Beauport Beach in St Aubin, Jersey, Channel Islands

AN ARCHBISHOP’s Commission examining the relationship between the Channel Islands and the Church of England will issue its final report later this year, after completing a consultation on the islands.

The body, led by the former Bishop of London Lord Chartres, was established by the Archbishop of Canterbury last summer, after the Channel Islands effectively severed their centuries-old connection with the see of Winchester.

The breakdown in relationship between the Bishop of Winchester, the Rt Revd Tim Dakin, and the islands was sparked by a controversy over the handling of a safeguarding complaint, in 2008, by the then Dean of Jersey, the Very Revd Bob Key.

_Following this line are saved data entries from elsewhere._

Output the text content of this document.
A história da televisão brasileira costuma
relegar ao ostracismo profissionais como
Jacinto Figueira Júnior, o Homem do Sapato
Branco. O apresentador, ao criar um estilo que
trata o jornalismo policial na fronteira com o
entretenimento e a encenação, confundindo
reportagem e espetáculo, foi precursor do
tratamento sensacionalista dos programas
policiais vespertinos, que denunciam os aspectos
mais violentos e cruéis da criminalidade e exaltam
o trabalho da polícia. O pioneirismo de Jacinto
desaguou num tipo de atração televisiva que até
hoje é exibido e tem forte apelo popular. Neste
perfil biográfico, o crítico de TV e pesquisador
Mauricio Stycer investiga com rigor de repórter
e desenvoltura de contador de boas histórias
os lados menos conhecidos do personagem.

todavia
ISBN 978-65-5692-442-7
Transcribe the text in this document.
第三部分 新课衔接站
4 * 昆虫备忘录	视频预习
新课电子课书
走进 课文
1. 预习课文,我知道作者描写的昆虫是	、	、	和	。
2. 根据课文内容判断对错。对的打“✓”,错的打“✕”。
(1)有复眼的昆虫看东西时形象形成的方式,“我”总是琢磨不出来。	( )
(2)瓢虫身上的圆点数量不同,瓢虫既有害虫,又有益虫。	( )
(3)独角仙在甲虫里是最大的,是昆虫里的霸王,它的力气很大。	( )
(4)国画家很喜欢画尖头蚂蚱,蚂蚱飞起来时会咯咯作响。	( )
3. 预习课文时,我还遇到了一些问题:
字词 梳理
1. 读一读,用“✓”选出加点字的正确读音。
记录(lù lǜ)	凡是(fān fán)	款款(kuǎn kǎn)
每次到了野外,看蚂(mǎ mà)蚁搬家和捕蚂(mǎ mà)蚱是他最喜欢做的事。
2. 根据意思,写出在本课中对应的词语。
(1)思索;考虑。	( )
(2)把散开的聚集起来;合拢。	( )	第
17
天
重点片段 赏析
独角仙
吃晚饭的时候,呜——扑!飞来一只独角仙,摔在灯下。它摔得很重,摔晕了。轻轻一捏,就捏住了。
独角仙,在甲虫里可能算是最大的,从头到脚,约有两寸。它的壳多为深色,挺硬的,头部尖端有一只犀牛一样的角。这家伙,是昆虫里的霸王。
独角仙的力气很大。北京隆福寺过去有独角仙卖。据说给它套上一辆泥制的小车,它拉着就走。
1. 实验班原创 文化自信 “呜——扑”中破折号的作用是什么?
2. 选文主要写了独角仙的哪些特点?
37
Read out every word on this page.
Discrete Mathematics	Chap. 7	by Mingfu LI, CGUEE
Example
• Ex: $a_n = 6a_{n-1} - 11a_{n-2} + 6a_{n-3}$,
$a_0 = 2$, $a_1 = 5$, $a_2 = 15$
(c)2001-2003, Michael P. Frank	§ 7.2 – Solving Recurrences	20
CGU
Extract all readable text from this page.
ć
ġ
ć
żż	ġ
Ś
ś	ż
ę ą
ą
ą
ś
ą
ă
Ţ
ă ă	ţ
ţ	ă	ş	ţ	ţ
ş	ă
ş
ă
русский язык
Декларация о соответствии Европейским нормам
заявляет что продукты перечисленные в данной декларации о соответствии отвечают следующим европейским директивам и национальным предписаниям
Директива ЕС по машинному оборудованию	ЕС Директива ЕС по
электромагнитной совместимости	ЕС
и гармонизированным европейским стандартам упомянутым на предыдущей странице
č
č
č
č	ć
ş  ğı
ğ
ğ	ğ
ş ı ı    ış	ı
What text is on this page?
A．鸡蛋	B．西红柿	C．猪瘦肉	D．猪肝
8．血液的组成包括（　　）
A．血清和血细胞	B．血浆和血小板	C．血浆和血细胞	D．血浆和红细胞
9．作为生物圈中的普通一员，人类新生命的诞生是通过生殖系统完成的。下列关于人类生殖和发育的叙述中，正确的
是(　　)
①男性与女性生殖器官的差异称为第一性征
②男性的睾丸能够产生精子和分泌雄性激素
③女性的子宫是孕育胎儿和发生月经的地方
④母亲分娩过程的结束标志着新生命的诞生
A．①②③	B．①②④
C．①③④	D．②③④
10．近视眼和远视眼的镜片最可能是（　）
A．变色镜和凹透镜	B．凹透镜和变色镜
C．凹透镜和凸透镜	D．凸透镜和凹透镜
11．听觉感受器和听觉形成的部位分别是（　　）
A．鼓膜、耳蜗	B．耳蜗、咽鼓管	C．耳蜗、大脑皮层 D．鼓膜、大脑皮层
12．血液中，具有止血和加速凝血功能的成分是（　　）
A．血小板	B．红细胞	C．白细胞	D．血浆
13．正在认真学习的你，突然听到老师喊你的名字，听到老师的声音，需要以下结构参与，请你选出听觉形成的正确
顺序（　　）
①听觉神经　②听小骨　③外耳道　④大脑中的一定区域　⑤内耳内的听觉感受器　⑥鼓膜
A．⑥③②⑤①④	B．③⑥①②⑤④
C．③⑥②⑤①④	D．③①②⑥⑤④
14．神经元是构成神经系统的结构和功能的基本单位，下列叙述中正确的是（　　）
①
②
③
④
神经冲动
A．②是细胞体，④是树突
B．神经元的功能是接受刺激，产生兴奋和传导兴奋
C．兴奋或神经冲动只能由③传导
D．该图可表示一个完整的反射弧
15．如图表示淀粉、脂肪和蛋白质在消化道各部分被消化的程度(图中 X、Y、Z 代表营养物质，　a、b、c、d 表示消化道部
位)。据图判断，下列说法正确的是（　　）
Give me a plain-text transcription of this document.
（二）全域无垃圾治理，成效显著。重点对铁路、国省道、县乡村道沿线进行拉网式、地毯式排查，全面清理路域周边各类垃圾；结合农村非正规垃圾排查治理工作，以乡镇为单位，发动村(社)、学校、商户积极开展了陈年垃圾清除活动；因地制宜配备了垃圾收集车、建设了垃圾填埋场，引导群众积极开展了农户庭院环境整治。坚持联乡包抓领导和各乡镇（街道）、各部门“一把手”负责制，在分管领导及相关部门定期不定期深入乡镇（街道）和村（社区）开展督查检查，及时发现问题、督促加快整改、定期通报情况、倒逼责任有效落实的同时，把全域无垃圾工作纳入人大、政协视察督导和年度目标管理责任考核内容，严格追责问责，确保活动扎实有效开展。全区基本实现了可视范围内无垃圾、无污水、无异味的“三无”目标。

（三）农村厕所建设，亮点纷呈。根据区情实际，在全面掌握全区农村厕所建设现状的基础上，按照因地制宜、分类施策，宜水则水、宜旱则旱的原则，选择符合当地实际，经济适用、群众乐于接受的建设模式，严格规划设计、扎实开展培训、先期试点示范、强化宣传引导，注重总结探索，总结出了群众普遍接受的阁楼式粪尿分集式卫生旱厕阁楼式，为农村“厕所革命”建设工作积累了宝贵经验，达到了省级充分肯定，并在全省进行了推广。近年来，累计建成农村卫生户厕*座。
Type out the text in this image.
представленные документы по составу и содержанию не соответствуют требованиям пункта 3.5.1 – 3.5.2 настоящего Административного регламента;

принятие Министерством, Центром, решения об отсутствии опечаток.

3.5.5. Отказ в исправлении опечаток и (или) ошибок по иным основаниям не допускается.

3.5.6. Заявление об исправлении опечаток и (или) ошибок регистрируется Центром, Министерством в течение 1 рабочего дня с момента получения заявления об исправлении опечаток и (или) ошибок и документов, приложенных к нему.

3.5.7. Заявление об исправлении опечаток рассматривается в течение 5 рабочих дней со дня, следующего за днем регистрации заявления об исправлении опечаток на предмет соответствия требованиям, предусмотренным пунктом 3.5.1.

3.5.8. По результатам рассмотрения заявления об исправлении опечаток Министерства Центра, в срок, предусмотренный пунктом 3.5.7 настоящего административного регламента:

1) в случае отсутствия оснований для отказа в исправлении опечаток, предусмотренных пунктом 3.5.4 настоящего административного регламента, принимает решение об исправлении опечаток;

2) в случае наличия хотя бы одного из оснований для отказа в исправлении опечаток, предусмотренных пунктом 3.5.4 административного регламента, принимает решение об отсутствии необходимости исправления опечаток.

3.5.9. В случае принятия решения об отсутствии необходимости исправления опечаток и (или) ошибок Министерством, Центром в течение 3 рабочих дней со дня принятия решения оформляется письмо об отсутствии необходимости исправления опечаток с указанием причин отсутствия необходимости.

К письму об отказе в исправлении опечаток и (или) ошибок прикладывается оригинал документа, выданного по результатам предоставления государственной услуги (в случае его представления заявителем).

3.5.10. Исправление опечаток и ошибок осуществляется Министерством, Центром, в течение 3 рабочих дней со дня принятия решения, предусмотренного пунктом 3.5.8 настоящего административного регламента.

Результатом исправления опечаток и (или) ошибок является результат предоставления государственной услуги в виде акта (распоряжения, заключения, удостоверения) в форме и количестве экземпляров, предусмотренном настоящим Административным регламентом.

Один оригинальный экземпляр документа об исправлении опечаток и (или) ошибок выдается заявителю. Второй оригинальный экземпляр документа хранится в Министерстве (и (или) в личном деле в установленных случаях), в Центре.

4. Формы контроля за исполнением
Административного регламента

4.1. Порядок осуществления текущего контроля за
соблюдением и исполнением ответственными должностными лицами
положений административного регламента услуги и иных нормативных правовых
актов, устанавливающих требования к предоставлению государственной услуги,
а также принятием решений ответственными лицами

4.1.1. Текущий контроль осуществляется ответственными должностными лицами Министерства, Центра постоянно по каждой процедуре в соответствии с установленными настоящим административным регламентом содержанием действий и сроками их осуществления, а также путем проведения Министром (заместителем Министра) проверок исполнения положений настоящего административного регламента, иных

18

An investigation commissioned by Bishop Dakin concluded that no disciplinary action should be taken against any member of the islands’ clergy (News, 29 November 2013), but, nevertheless, Bishop Dakin agreed to hand over episcopal oversight to Archbishop Welby in 2014 (News, 24 January 2014).

He then delegated this to the then Bishop of Dover, the Rt Revd Trevor Willmott. Although Bishop Willmott retired from the diocese of Canterbury last month, he has agreed to continue as Bishop to the Channel Islands, and as an assistant bishop in the diocese of Winchester.

The Commission, led by Lord Chartres, recently visited both Jersey and Guernsey and met a “cross-section of civic and church representatives”, a Church House statement said. It is due to meet senior figures from the dioceses of Winchester and Canterbury.

The term of reference of the body included consulting with ecclesiastical and civil authorities in the Channel Islands, and reviewing all constitutional, legal, and financial governance in the deaneries of Jersey and Guernsey.

It is also asked to consider what kind of relationship, either separately or together, the two islands should have with the rest of the Church of England, and which diocese they should come under.

Lord Chartres said: “Our main task is to look forward and make recommendations for the future that will best enable the flourishing of the church on the islands.”

His Commission will “reflect” on the views that it has heard before submitting a report to Archbishop Welby later this year.